Don’t gun it–if you wrote it correctly you can deliver it, with proper accent and dramatic timing, in less than three minutes. (Comedy 101: Wait for laughter–if you start the next line too soon they won’t laugh again, for fear of missing something.)
It won’t be perfect–some jokes will work, some won’t–and you can revise after each show. (You may even have to add items at the last minute. Keep them in theme–it’s easier than it sounds.) You may perform flawlessly, or not, but that’s okay–the audience is so pleased to hear something more entertaining than a dry list, they’ll forgive you.
Once you start doing themed announcements, you won’t want to stop! It’s a signature for the Milford Area Players–our audience now expects it, and more importantly, it brings them back. Our actors count on it to break the ice before each show. I even used this commitment as my angle for Inspecting Carol–as Jacob Marley, I shook chains made from photos of my previous intros, moaning that I was “doomed to deliver themed announcements for all eternity!” The regulars in the crowd roared in appreciation.
Unlike Marley’s ghost, I enjoy it, as does my audience. Trust me; you and your audience will, too. It makes theatregoing more fun and theatremaking more creative. Isn’t that what theatre is all about?
Examples of themed announcements
Note — these documents are as printed for carrying onstage — later versions used columns on landscape paper for convenient folding into four readable parts, and bold phrases for reference at-a-glance without reading word-by-word.
Mr. Pim Passes By — Alistair Cooke; suit and tie, leather-bound book in hand — Mr. Cooke’s unique English-American accent
The Ride Down Mt.

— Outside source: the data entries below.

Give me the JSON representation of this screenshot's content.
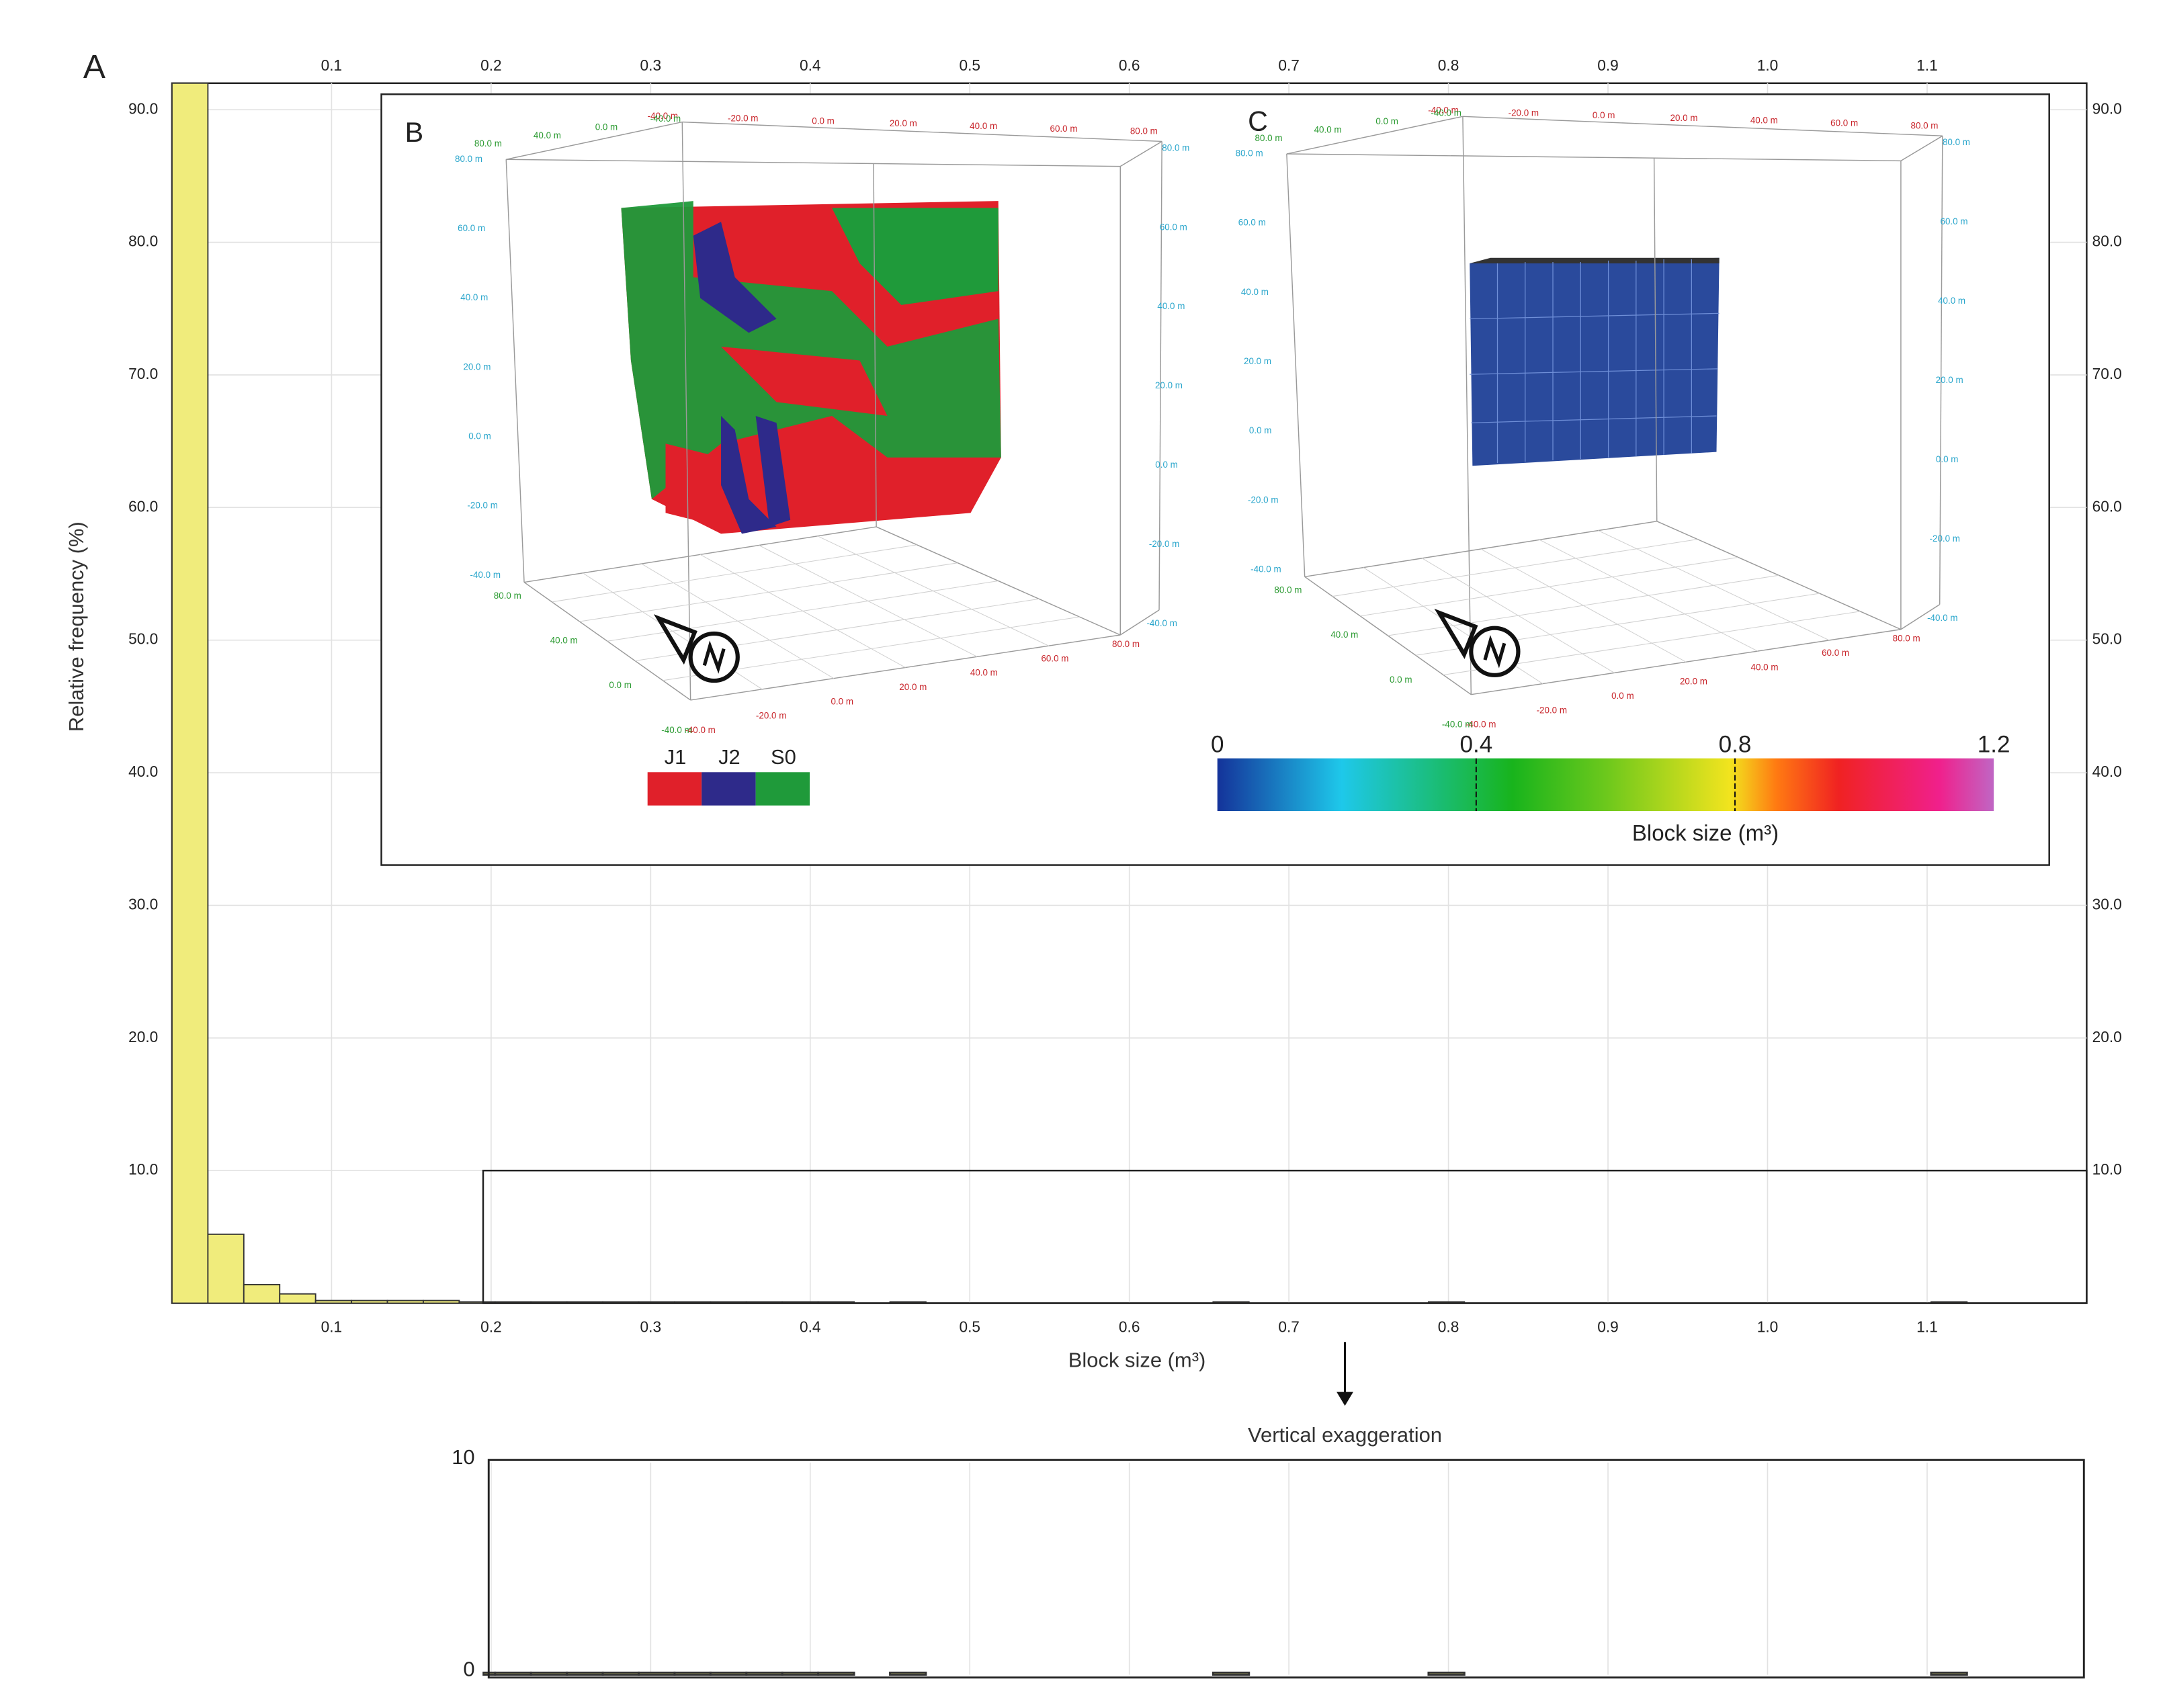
{
  "chart_data": {
    "type": "histogram",
    "panel_label": "A",
    "ylabel": "Relative frequency (%)",
    "xlabel": "Block size (m³)",
    "bins": [
      0,
      0.0225,
      0.045,
      0.0675,
      0.09,
      0.1125,
      0.135,
      0.1575,
      0.18,
      0.2025,
      0.225,
      0.2475,
      0.27,
      0.2925,
      0.315,
      0.3375,
      0.36,
      0.3825,
      0.405,
      0.4275,
      0.45,
      0.4725,
      0.495,
      0.5175,
      0.54,
      0.5625,
      0.585,
      0.6075,
      0.63,
      0.6525,
      0.675,
      0.6975,
      0.72,
      0.7425,
      0.765,
      0.7875,
      0.81,
      0.8325,
      0.855,
      0.8775,
      0.9,
      0.9225,
      0.945,
      0.9675,
      0.99,
      1.0125,
      1.035,
      1.0575,
      1.08,
      1.1025,
      1.125,
      1.1475,
      1.17
    ],
    "values": [
      92,
      5.2,
      1.4,
      0.7,
      0.2,
      0.2,
      0.2,
      0.2,
      0.1,
      0.1,
      0.1,
      0.1,
      0.1,
      0.1,
      0.1,
      0.1,
      0.1,
      0.1,
      0.1,
      0,
      0.1,
      0,
      0,
      0,
      0,
      0,
      0,
      0,
      0,
      0.1,
      0,
      0,
      0,
      0,
      0,
      0.1,
      0,
      0,
      0,
      0,
      0,
      0,
      0,
      0,
      0,
      0,
      0,
      0,
      0,
      0.1,
      0,
      0
    ],
    "color": "#f0ec7c",
    "xlim": [
      0,
      1.2
    ],
    "ylim": [
      0,
      92
    ],
    "xticks": [
      0.1,
      0.2,
      0.3,
      0.4,
      0.5,
      0.6,
      0.7,
      0.8,
      0.9,
      {
        "value": 1,
        "label": "1.0"
      },
      {
        "value": 1.1,
        "label": "1.1"
      }
    ],
    "yticks": [
      {
        "value": 10,
        "label": "10.0"
      },
      {
        "value": 20,
        "label": "20.0"
      },
      {
        "value": 30,
        "label": "30.0"
      },
      {
        "value": 40,
        "label": "40.0"
      },
      {
        "value": 50,
        "label": "50.0"
      },
      {
        "value": 60,
        "label": "60.0"
      },
      {
        "value": 70,
        "label": "70.0"
      },
      {
        "value": 80,
        "label": "80.0"
      },
      {
        "value": 90,
        "label": "90.0"
      }
    ],
    "grid": true,
    "zoom": {
      "title": "Vertical exaggeration",
      "xlim": [
        0.195,
        1.2
      ],
      "ylim": [
        0,
        10
      ],
      "yticks": [
        0,
        10
      ]
    },
    "insets": [
      {
        "label": "B",
        "red_labels": [
          "-40.0 m",
          "-20.0 m",
          "0.0 m",
          "20.0 m",
          "40.0 m",
          "60.0 m",
          "80.0 m"
        ],
        "green_labels": [
          "-40.0 m",
          "0.0 m",
          "40.0 m",
          "80.0 m"
        ],
        "blue_labels": [
          "-40.0 m",
          "-20.0 m",
          "0.0 m",
          "20.0 m",
          "40.0 m",
          "60.0 m",
          "80.0 m"
        ],
        "legend": [
          {
            "name": "J1",
            "color": "#e0202a"
          },
          {
            "name": "J2",
            "color": "#2e2a8a"
          },
          {
            "name": "S0",
            "color": "#1f9a3a"
          }
        ]
      },
      {
        "label": "C",
        "red_labels": [
          "-40.0 m",
          "-20.0 m",
          "0.0 m",
          "20.0 m",
          "40.0 m",
          "60.0 m",
          "80.0 m"
        ],
        "green_labels": [
          "-40.0 m",
          "0.0 m",
          "40.0 m",
          "80.0 m"
        ],
        "blue_labels": [
          "-40.0 m",
          "-20.0 m",
          "0.0 m",
          "20.0 m",
          "40.0 m",
          "60.0 m",
          "80.0 m"
        ],
        "colorbar": {
          "label": "Block size (m³)",
          "lim": [
            0,
            1.2
          ],
          "ticks": [
            0,
            0.4,
            0.8,
            1.2
          ]
        }
      }
    ]
  }
}
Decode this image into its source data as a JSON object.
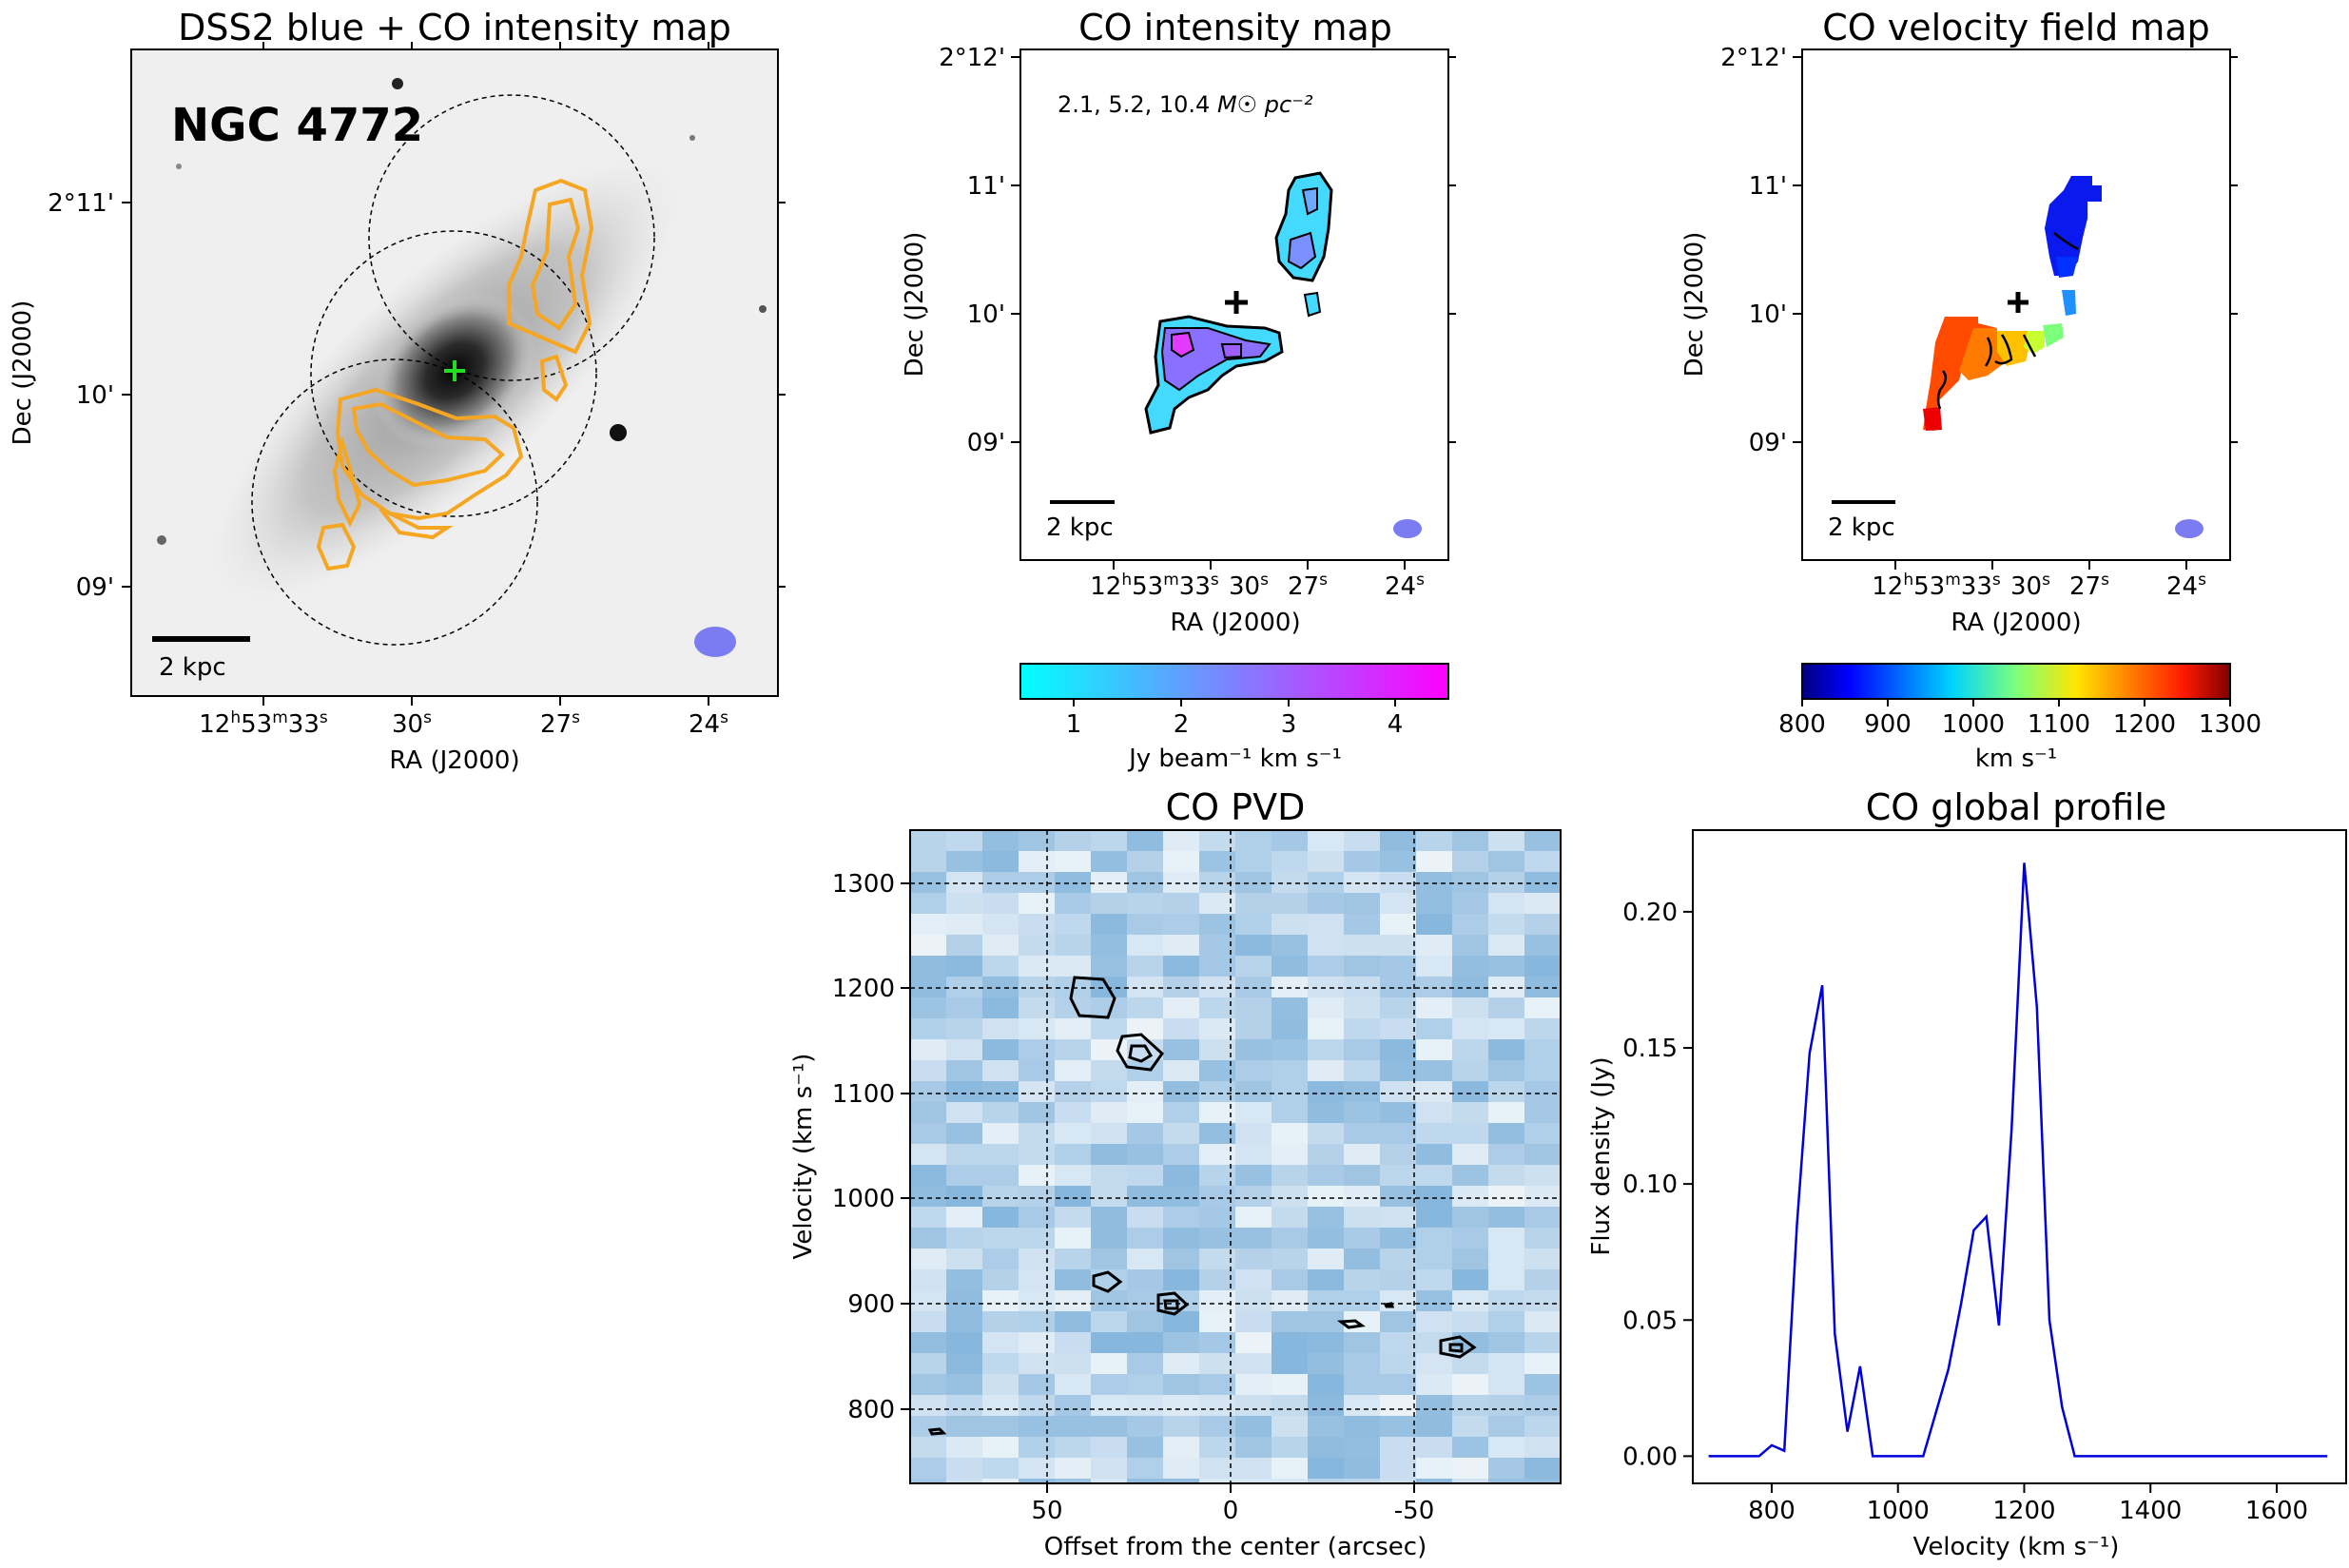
{
  "panels": {
    "dss": {
      "title": "DSS2 blue + CO intensity map",
      "galaxy": "NGC 4772",
      "xlabel": "RA (J2000)",
      "ylabel": "Dec (J2000)",
      "yticks": [
        "2°11'",
        "10'",
        "09'"
      ],
      "scalebar": "2 kpc"
    },
    "intensity": {
      "title": "CO intensity map",
      "contour_note": "2.1, 5.2, 10.4",
      "contour_unit": "M☉ pc⁻²",
      "xlabel": "RA (J2000)",
      "ylabel": "Dec (J2000)",
      "yticks": [
        "2°12'",
        "11'",
        "10'",
        "09'"
      ],
      "scalebar": "2 kpc",
      "colorbar_ticks": [
        "1",
        "2",
        "3",
        "4"
      ],
      "colorbar_label": "Jy beam⁻¹ km s⁻¹"
    },
    "velocity": {
      "title": "CO velocity field map",
      "xlabel": "RA (J2000)",
      "ylabel": "Dec (J2000)",
      "yticks": [
        "2°12'",
        "11'",
        "10'",
        "09'"
      ],
      "scalebar": "2 kpc",
      "colorbar_ticks": [
        "800",
        "900",
        "1000",
        "1100",
        "1200",
        "1300"
      ],
      "colorbar_label": "km s⁻¹"
    },
    "pvd": {
      "title": "CO PVD",
      "xlabel": "Offset from the center (arcsec)",
      "ylabel": "Velocity (km s⁻¹)",
      "xticks": [
        "50",
        "0",
        "-50"
      ],
      "yticks": [
        "1300",
        "1200",
        "1100",
        "1000",
        "900",
        "800"
      ]
    }
  },
  "ra_ticks": [
    {
      "h": "12",
      "m": "53",
      "s": "33"
    },
    {
      "s": "30"
    },
    {
      "s": "27"
    },
    {
      "s": "24"
    }
  ],
  "colors": {
    "contour_orange": "#F5A623",
    "beam": "#7B7BF2",
    "profile_line": "#0000DD",
    "cross_green": "#22DD22"
  },
  "chart_data": [
    {
      "type": "line",
      "title": "CO global profile",
      "xlabel": "Velocity (km s⁻¹)",
      "ylabel": "Flux density (Jy)",
      "xlim": [
        675,
        1710
      ],
      "ylim": [
        -0.01,
        0.23
      ],
      "xticks": [
        800,
        1000,
        1200,
        1400,
        1600
      ],
      "yticks": [
        0.0,
        0.05,
        0.1,
        0.15,
        0.2
      ],
      "x": [
        700,
        780,
        800,
        820,
        840,
        860,
        880,
        900,
        920,
        940,
        960,
        1040,
        1060,
        1080,
        1100,
        1120,
        1140,
        1160,
        1180,
        1200,
        1220,
        1240,
        1260,
        1280,
        1680
      ],
      "values": [
        0.0,
        0.0,
        0.004,
        0.002,
        0.085,
        0.148,
        0.173,
        0.045,
        0.009,
        0.033,
        0.0,
        0.0,
        0.016,
        0.032,
        0.056,
        0.083,
        0.088,
        0.048,
        0.12,
        0.218,
        0.165,
        0.05,
        0.018,
        0.0,
        0.0
      ]
    }
  ]
}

Morgan — doctor; lab coat and stethoscope
Last of the Red Hot Lovers — Woodstock announcer; tie-dyed shirt, jeans, sandals, headband, peace sign amulet
I Hate Hamlet — Shakespearian; tunic and tights
The Cemetery Club — funeral director; somber suit and tie
Appointment with Death announcements — 1938 Syrian tour guide; brown uniform and cap — thick Middle-Eastern accent
To Gillian on her 37th Birthday — lifeguard; tee-shirt with red cross, red swim trunks, megaphone, sunglasses, white baseball cap, and zinc oxide on the nose
Don’t Dress for Dinner — French waiter; black pants, white shirt, bow tie, menu — snooty French accent
Inspecting Carol — Marley’s ghost (sort of); chains with photos of previous announcements
Getting Away with Murder — group therapist; sweater and slacks, lots of brown
All My Sons — 1947 communit theatre announcer; white shirt, dark pants
The Best Christmas Pageant Ever — community theatre announcer; Christmas sweater, greeting cards with text written inside
No Sex Please, Were British — financial adviser; conservative suit — this was during the 2008-2009 financial crisis
Hot Buttons — community theatre announcer; shirt and slacks
The Foreigner — fishing lodge host; checked flannel shirt, waders, fishing net — Georgia accent
A Christmas Story — Christmas carollers (much of the cast); winter coats, hats, boots
‘Art’ — snooty art gallery curator; blazer and slacks — we also labelled objects throughout the building as if they were art, with funny titles and artist names, and outrageous prices.
The Pursuit of Happiness — Graduation speaker; mortarboard and PhD gown — marched up to lectern to Pomp and Circumstances, then after speech, tipped the lectern back and rolled it off stage, again marching to P&C.
Almost, Maine — “Gorton’s Fish Guy” (Downeast Maine theatah cruise host); boots, yellow rain pants and slicker, and Sou’wester hat — heavy downeast accent, but pointed out that Almost, Maine folk are “not from around here” and don’t talk that way.